There’s a big reason people will remember this year’s Memorial Day and it won’t be a happy one.
Memorial Day brings with it the unofficial start of summer: vacations, barbecues, and driving.
With Americans more or less indifferent to any more variations of the coronavirus and chomping at the bit for a return to “normal,” plenty of folks are poised to hit the roads for the holiday.
But there’s a huge damper hanging over things that’s going to make this Memorial Day memorable in a not so pleasant way.
No surprise, it’s gasoline prices.
Everybody’s pretty used to the idea that gasoline prices go up in summer. There is, after all, usually a lot more demand.
But gasoline was on a long steady rise even before the onset of Russia’s invasion of Ukraine in February.
“In most months from mid-2020 through February 2022, petroleum consumption was more than petroleum production globally, leading to declining oil stocks and causing a steady increase in the price of crude oil and retail petroleum products,” the Energy Information Administration said in its summer fuels outlook this month.
Since then, of course, oil prices, and therefore gasoline prices, have soared, as less Russian oil is available on the world market.
“The ultimate price U.S. consumers pay for gasoline and diesel this summer will depend on the course of global oil supply and demand in the coming months, which are very uncertain,” the EIA added.
Whatever the price is, in nominal terms it’s at record levels. The AAA’s national average price per gallon of gasoline hit $4.60 on May 26, a day before the holiday weekend gets underway.

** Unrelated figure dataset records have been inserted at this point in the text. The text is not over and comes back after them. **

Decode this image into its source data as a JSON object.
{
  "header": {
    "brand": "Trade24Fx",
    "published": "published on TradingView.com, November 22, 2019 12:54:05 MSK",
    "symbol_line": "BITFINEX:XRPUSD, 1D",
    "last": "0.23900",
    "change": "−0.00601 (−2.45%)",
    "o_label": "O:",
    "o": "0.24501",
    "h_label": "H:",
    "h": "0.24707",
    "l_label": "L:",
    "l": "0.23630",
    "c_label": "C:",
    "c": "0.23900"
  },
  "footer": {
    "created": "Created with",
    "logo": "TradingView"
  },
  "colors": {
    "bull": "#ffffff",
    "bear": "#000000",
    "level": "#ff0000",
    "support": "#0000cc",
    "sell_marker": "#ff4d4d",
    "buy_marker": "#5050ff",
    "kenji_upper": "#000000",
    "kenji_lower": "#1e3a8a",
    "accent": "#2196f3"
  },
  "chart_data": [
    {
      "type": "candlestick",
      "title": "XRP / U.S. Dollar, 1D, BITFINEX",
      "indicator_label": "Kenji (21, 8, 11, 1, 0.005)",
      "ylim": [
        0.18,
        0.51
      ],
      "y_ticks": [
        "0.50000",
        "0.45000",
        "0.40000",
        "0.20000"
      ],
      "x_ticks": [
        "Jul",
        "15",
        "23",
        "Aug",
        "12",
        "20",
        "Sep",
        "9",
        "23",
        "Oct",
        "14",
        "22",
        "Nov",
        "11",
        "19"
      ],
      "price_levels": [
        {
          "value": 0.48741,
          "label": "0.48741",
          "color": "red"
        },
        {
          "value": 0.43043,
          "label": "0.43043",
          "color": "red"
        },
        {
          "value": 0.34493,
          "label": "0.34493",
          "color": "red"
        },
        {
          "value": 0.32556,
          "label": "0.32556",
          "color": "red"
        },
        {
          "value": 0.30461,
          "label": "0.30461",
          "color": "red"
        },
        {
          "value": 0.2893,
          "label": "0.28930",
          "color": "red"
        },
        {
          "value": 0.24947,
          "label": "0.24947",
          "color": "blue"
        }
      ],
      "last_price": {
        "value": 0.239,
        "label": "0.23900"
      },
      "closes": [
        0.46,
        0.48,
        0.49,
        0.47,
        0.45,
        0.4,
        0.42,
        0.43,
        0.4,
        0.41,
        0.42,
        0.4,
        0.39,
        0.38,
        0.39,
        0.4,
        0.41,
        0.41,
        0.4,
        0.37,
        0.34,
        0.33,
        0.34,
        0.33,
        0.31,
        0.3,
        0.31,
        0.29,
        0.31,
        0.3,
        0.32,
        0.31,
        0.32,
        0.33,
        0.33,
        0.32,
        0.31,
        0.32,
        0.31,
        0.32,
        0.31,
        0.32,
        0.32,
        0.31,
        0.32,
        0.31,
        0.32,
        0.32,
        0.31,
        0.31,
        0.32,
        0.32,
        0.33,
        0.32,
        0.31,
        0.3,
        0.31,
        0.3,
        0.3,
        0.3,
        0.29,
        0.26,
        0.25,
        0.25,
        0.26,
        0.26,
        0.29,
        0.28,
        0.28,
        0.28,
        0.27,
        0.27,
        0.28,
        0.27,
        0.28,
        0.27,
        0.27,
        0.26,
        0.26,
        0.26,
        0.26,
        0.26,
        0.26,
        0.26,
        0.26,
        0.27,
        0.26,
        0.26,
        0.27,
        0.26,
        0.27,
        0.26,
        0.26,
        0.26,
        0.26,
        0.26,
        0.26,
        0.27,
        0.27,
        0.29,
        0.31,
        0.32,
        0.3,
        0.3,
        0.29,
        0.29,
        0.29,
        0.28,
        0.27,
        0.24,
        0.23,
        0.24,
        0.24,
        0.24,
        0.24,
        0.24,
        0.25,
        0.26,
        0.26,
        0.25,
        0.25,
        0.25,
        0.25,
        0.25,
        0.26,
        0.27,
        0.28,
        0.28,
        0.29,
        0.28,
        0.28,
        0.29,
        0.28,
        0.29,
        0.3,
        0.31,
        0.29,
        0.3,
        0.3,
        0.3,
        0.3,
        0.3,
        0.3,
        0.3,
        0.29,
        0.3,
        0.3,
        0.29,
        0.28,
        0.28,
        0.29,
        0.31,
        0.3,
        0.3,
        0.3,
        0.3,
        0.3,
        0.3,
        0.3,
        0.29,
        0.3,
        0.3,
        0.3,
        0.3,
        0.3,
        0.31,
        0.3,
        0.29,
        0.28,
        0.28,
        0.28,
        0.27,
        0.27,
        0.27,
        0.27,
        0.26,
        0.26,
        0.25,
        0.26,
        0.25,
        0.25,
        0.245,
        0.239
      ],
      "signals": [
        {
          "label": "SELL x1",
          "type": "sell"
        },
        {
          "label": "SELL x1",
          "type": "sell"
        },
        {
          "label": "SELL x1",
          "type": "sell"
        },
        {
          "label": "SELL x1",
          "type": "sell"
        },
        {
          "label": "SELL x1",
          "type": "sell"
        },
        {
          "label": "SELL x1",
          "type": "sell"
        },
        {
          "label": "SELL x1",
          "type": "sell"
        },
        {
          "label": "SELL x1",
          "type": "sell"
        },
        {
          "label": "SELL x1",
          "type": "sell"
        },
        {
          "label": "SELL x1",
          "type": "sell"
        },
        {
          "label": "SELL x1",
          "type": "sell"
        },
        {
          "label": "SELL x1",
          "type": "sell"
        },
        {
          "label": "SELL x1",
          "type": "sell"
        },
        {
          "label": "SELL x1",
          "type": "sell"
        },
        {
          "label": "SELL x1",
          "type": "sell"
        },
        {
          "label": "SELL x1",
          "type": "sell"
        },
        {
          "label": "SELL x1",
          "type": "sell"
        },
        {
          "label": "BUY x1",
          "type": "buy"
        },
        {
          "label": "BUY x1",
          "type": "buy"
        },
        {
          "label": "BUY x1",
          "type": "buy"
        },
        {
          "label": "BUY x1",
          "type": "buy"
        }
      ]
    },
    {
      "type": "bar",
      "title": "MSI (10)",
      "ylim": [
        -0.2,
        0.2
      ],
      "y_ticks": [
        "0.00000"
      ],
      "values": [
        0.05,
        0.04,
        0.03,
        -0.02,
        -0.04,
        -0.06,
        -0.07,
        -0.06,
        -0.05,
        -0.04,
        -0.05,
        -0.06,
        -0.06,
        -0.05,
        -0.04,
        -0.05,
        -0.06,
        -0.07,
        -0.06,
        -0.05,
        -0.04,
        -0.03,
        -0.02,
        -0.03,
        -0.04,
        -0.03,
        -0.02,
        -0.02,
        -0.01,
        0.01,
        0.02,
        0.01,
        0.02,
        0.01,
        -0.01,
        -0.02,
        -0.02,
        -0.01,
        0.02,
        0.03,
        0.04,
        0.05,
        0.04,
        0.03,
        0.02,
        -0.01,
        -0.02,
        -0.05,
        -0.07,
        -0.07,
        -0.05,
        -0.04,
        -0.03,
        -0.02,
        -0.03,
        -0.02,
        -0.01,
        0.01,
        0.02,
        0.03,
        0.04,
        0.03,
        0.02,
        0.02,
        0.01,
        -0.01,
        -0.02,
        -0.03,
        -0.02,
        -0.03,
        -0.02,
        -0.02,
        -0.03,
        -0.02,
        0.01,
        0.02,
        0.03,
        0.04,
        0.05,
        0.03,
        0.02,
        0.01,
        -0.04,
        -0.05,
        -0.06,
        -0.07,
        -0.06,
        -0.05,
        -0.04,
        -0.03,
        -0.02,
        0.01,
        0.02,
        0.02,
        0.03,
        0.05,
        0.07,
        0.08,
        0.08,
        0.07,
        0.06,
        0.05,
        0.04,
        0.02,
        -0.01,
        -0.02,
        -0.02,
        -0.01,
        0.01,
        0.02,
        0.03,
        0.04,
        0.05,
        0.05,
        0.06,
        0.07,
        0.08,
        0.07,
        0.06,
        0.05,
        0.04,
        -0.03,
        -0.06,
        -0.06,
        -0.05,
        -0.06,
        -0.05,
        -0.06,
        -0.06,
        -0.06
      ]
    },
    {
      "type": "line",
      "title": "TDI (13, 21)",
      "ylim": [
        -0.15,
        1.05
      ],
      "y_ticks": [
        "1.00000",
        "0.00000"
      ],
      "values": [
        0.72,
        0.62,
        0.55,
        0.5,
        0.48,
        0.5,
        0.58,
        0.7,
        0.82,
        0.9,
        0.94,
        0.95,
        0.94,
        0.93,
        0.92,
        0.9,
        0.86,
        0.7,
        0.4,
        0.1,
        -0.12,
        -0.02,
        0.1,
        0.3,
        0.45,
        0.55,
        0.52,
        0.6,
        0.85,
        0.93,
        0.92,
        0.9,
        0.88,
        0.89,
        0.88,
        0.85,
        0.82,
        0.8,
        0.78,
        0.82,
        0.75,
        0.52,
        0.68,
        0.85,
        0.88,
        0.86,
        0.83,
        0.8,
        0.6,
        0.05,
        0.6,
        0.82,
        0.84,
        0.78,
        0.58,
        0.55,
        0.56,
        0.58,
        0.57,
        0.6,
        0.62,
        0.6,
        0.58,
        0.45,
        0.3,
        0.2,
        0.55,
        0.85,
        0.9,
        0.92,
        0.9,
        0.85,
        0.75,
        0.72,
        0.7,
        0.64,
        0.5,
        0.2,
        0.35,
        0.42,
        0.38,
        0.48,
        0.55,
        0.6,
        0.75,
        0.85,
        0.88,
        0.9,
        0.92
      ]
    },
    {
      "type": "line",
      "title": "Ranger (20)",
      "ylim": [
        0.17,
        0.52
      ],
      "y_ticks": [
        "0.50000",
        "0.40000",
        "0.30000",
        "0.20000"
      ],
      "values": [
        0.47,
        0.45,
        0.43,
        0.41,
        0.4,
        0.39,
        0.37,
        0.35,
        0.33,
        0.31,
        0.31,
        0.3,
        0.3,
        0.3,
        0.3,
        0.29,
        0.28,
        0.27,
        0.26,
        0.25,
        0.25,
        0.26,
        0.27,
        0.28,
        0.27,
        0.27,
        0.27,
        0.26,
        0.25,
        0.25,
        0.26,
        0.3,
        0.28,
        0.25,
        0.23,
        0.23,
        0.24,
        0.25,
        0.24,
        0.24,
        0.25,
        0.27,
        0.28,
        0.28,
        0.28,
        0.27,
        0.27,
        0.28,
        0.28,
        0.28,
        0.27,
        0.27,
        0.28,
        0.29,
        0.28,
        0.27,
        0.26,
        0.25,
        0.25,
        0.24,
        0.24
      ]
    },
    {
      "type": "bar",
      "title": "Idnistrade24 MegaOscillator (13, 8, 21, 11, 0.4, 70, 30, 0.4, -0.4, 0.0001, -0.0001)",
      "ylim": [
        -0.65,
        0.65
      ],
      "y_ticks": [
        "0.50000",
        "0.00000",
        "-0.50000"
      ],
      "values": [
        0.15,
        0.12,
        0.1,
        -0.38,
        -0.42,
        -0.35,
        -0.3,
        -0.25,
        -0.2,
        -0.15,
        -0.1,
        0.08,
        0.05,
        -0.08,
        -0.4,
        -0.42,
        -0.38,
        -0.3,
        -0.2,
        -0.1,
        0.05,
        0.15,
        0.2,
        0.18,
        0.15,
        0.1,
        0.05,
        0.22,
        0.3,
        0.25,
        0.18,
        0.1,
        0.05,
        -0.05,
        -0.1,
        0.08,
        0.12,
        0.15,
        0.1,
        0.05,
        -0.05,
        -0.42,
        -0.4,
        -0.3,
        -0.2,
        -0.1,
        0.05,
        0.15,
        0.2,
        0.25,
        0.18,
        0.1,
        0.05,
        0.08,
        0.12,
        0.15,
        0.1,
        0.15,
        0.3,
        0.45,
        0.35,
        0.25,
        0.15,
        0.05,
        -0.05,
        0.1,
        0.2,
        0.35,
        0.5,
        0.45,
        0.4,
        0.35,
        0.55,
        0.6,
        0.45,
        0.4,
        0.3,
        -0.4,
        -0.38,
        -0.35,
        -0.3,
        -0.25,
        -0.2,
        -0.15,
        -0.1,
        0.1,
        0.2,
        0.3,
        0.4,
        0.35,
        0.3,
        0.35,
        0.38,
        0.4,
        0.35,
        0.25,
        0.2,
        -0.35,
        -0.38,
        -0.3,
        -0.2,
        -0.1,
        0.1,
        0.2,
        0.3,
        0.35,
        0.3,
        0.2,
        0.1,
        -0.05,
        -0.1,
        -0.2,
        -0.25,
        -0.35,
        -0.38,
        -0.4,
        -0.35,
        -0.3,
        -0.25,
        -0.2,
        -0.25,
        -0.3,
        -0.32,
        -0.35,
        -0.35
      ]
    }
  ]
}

That’s well above where its been around Memorial Day this century, though there have been fluctuations over the years, based on data from the St. Louis Federal Reserve.
Adding to the pressure on prices, the EIA forecasts that “U.S. gasoline consumption will average 9.2 million barrels per day (b/d), up 0.8% from last summer.”
Over the entire second and third quarter periods the agency sees retail regular gas averaging $3.84 a gallon nationwide, vs. $3.06 in 2022. Of course that means gasoline will have to come down a lot later this year.